The racism throughout the film mostly feels mean-spirited because Griffith obviously thought so little about Black people as talent that he preferred the idea of having his white actors “play Black” by putting on burnt cork instead. (It’s even more of a mindfuck seeing the actual Black extras and how much fun they seemed to be having shooting this movie.) Griffith’s “Blacks” behave poorly as a means of reflecting the already present fear that the privileged, white classes in America had about decimating power and allowing equality. Oddly enough, even though his Black characters are flat and one-dimensional (and grossly subservient), their behavior is dictated and influenced by the white carpetbaggers of the North, the real “villains” of the film.

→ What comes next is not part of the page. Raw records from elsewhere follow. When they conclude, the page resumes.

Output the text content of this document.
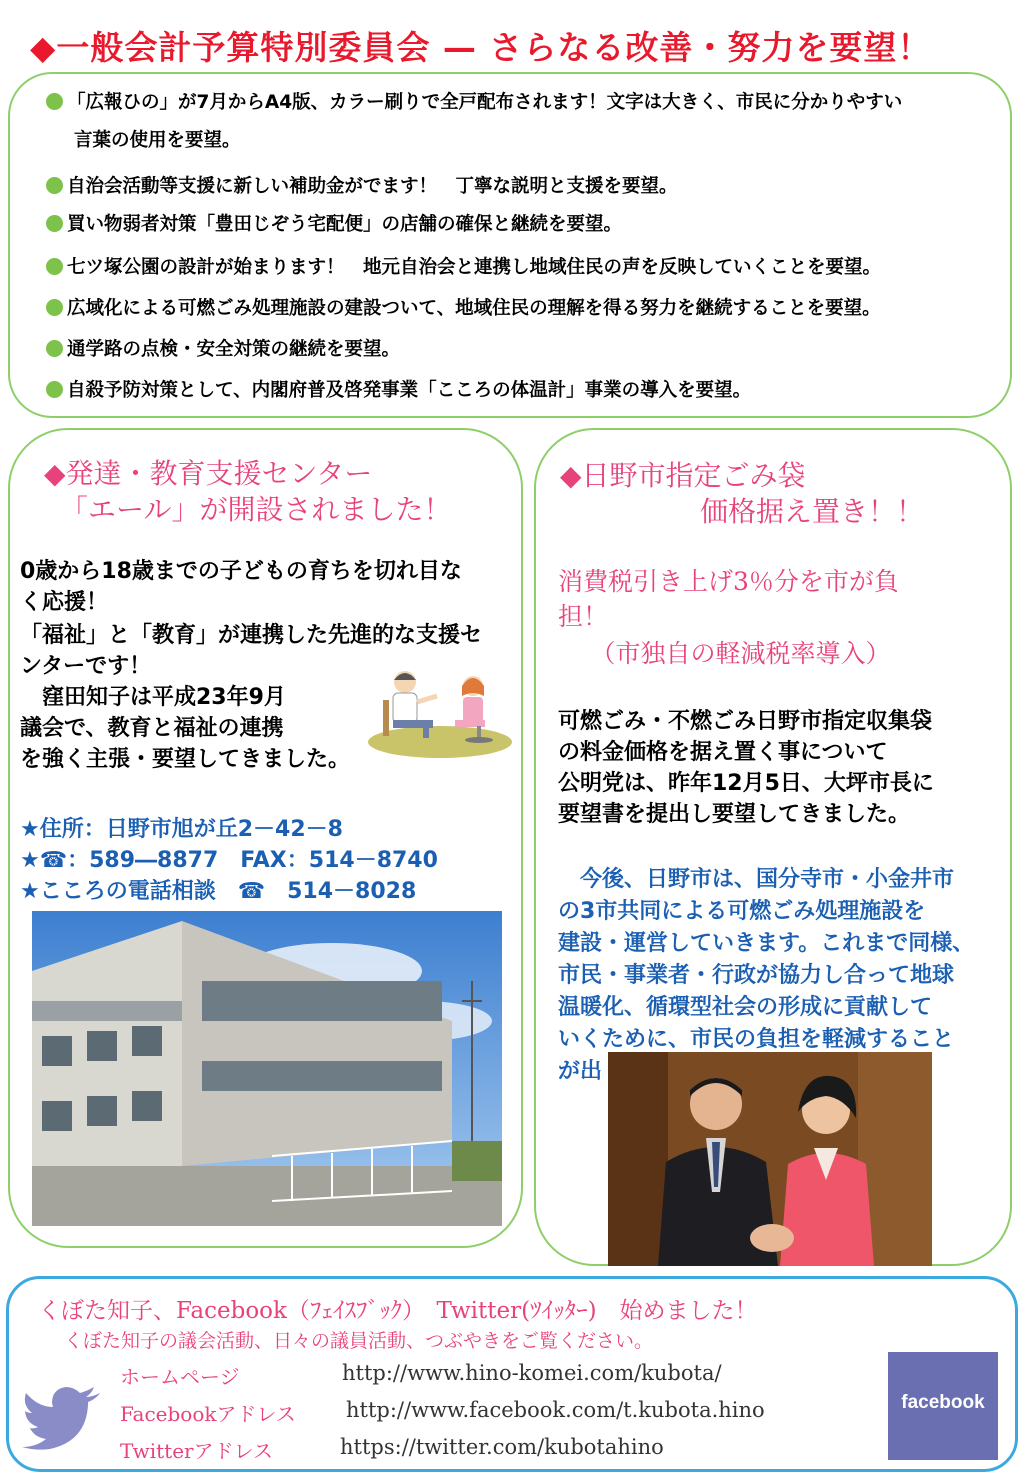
◆一般会計予算特別委員会 — さらなる改善・努力を要望！
「広報ひの」が7月からA4版、カラー刷りで全戸配布されます！文字は大きく、市民に分かりやすい
言葉の使用を要望。
自治会活動等支援に新しい補助金がでます！　丁寧な説明と支援を要望。
買い物弱者対策「豊田じぞう宅配便」の店舗の確保と継続を要望。
七ツ塚公園の設計が始まります！　地元自治会と連携し地域住民の声を反映していくことを要望。
広域化による可燃ごみ処理施設の建設ついて、地域住民の理解を得る努力を継続することを要望。
通学路の点検・安全対策の継続を要望。
自殺予防対策として、内閣府普及啓発事業「こころの体温計」事業の導入を要望。
◆発達・教育支援センター
「エール」が開設されました！
0歳から18歳までの子どもの育ちを切れ目な
く応援！
「福祉」と「教育」が連携した先進的な支援セ
ンターです！
　窪田知子は平成23年9月
議会で、教育と福祉の連携
を強く主張・要望してきました。
★住所：日野市旭が丘2－42－8
★☎：589―8877　FAX：514－8740
★こころの電話相談　☎　514－8028
◆日野市指定ごみ袋
価格据え置き！！
消費税引き上げ3％分を市が負
担！
　（市独自の軽減税率導入）
可燃ごみ・不燃ごみ日野市指定収集袋
の料金価格を据え置く事について
公明党は、昨年12月5日、大坪市長に
要望書を提出し要望してきました。
　今後、日野市は、国分寺市・小金井市
の3市共同による可燃ごみ処理施設を
建設・運営していきます。これまで同様、
市民・事業者・行政が協力し合って地球
温暖化、循環型社会の形成に貢献して
いくために、市民の負担を軽減すること
が出
くぼた知子、Facebook（ﾌｪｲｽﾌﾞｯｸ）　Twitter(ﾂｲｯﾀｰ)　始めました！
くぼた知子の議会活動、日々の議員活動、つぶやきをご覧ください。
ホームページ	http://www.hino-komei.com/kubota/
Facebookアドレス http://www.facebook.com/t.kubota.hino
Twitterアドレス	https://twitter.com/kubotahino
facebook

This movie is made from a lens that is so nationalistic, so alt-right conservative in its values that it truly doesn’t think “all Black people are bad.” It calls that out in a few of the title cards. There it differentiates that “these” Blacks are different from those of you Blacks out there in the audience watching. Y’all are the “good” Black people, these are the niggers. And how fitting was it that Will Smith had his most “niggerish” moment with *the* comedian who brought the concept of niggers vs. Black people into the modern-day mainstream consciousness. So much so that it acts as a joke in The Office with Michael Scott feeling the need to do the bit using Rock’s “blaccent.” At the time, Rock’s joke was a commentary on how white America see Blackness (and thus how we’ve been conditioned to see ourselves), and Rock was saying what D.W. Griffith reflected to the country in his curation of American history by way of Thomas Dixon. Will Smith closed this aspect of history in one slap. A slap that said don’t forget we’re not stock characters. We’re not either/or. We are people with emotions, triggers, passions, intellect, and desires. We’re not a monolith that has to do things your way. We are not in a box.
Mental gymnastics over whether violence was acceptable or not or how Rock and Smith should have handled it behind closed doors, etc., have no bearing here, especially since the African American community, in particular, knows that people get slapped for being out of pocket all the time. As D.W. Griffith reminded me while watching this ridiculous ass movie, violence is a part of the foundation of America. It’s in our DNA and African Americans have learned to survive under the threat, and at times promise, of violence, which has caused its own torment in our community affecting how we use violence on ourselves and our loved ones. One slap that was very personal and pointed has sent shockwaves through the fabric of the culture, one that we’ll be grappling with how to handle for some time.
I’m simply stunned that this one movie is still able to act as a mirror to society and say so much about racial identity under a white gaze and the fears it elicits from the ruling, dominant class. The same fears and overreactions to the slap are the ones that drove the actions of Charlottesville, January 6, and all of the ongoing racial injustices in America. It’s all so stupid and so complicated but fascinating. This movie should not be relevant today. The Birth of a Nation should be an archaic relic of a society that is long forgotten, but it’s not. And, here we are. For better or worse, what a time to be alive.